In response to the introduction of the Senate version of the bill, in 2018, public policy director of the American Federation of Government Employees (AFGE), Jacqueline Simon, told E&E News she didn’t think union members should be troubled by having fossil fuel investments. “Somebody can have a very ethical life and work at EPA and enforce clean air and clean water standards or be a climate scientist or anything like that and have some of their retirement money invested in Exxon and not feel morally compromised,” she said. AFGE, which represents 700,000 federal and Washington, D.C., government workers, declined to comment on the newly proposed legislation.
Federal workers who spoke to E&E anonymously said there is a growing concern among staffers about the climate crisis’s impact on personal finances and future plans. “If I lose 10 percent of my retirement account, guess what? I’m working for another five years,” one Senate aide said. “That’s not just pennies. That’s a big deal.”
Steven Feit is an attorney for the Climate & Energy Program at the Center for International Environmental Law, which has endorsed the RESPOND and RISE Acts. He told Truthout the proposed legislation is the latest in what he calls the “sprawling and diverse” divestment movement.
“This is being driven in large part by the fact that we’re seeing the energy sector do extremely poorly in comparison with the rest of the market,” he said. He added that passing the bill would be a milestone, not only because it would lead to protections for longtime federal workers, but also because it could spur a cascade of other large-scale pension divestment efforts, akin to the university divestment movement that began on college campuses in 2010. By 2019, 1,110 institutions had divested $11 trillion from fossil fuel companies, according to a report by 350.org, which referred to the wave of divestment as the “fastest growing social movement in history.”

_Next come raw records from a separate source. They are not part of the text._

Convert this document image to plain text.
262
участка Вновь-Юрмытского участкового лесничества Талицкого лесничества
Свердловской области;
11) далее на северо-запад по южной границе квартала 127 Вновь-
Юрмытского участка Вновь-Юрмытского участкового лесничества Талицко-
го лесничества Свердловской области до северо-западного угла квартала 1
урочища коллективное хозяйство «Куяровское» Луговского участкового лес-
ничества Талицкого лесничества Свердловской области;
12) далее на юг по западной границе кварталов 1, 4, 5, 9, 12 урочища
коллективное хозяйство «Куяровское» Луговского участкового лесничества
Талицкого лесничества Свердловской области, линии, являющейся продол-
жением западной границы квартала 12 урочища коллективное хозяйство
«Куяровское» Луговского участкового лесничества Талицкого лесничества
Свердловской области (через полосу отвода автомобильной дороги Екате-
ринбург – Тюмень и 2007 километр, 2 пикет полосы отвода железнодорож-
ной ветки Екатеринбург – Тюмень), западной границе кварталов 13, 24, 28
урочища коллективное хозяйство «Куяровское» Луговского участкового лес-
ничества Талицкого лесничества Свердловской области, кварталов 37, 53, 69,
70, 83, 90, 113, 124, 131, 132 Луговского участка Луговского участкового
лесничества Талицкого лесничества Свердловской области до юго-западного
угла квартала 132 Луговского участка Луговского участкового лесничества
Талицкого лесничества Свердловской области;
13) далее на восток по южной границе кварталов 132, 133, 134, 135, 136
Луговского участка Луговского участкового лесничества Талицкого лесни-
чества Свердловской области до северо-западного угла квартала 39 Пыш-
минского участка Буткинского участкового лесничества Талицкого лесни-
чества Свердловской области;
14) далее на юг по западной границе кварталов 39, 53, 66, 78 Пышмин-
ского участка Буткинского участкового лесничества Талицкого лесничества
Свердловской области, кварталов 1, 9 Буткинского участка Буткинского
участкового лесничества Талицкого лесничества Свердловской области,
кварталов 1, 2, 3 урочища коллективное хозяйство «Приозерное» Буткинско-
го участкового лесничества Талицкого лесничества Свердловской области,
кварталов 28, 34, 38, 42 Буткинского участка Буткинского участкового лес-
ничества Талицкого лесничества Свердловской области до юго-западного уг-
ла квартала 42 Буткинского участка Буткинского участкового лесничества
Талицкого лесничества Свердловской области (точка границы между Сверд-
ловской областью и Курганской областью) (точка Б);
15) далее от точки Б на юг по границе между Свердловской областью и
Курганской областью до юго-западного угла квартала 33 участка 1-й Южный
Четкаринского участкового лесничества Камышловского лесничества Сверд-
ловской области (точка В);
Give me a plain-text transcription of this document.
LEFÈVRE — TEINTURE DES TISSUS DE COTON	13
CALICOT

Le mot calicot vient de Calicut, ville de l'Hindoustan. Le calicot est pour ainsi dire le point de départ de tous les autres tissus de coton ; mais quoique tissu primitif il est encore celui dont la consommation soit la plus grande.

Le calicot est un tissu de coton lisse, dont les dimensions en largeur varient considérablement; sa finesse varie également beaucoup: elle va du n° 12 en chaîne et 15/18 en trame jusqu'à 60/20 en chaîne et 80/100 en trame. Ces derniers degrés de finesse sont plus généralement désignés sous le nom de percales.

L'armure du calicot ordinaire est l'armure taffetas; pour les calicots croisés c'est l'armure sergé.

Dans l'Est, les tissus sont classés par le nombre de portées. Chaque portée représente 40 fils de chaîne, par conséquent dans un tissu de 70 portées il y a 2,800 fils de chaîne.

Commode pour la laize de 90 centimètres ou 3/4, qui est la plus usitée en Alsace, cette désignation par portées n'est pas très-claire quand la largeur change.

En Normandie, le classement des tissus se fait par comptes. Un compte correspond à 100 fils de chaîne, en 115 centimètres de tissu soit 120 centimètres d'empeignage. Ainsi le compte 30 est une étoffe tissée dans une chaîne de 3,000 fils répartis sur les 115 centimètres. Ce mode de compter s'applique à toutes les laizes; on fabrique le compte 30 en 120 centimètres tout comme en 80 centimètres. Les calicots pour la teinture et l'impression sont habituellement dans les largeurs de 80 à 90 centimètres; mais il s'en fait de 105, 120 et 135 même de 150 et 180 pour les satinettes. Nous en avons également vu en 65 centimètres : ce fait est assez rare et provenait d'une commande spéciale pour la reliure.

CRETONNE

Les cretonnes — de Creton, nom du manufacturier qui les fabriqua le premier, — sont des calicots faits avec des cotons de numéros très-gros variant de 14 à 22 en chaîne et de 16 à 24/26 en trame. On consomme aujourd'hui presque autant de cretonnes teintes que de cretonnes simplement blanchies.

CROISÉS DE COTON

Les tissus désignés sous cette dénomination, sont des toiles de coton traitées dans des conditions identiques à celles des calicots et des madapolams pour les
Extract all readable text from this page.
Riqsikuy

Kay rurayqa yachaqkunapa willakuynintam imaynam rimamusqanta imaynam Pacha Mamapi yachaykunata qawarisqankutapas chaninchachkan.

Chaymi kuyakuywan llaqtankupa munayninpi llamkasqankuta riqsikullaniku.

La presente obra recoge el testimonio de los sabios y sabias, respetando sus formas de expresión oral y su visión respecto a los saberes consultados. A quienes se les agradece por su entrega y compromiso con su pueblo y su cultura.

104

Activists have since expanded pressure elsewhere. “The movement has set its sights on other parts of the finance industry including insurance, asset management, banks and even central banks,” the head of 350’s Global Finance Campaigns department, Brett Fleishman, told Truthout. Public pensions — city, state and federal — are a logical next step, especially given that some of the original college divestment organizers are now serving in public office, like newly elected Maine State Sen. Chloe Maxmin, Fleishman pointed out. He said passing the RESPOND Act would signal to the world that the U.S. is serious about returning to the Paris Agreement and addressing the climate crisis.
The climate justice activist group Zero Hour has been the only youth-led group to immediately endorse the proposed legislation. Zanagee Artis, Zero Hour co-founder and policy director, told Truthout that the group decided to support the bill on behalf of the millions of federal workers who make the government tick, like secretaries and staffers, who may unwillingly or unknowingly be investing their retirement money in “a system that is bound to fail.”
“There are so many issues we have to address related to climate change,” Artis said, noting that planning for retirement hadn’t much crossed his mind until considering the proposal. “This goes for many different areas of our daily lives that no one is thinking about.”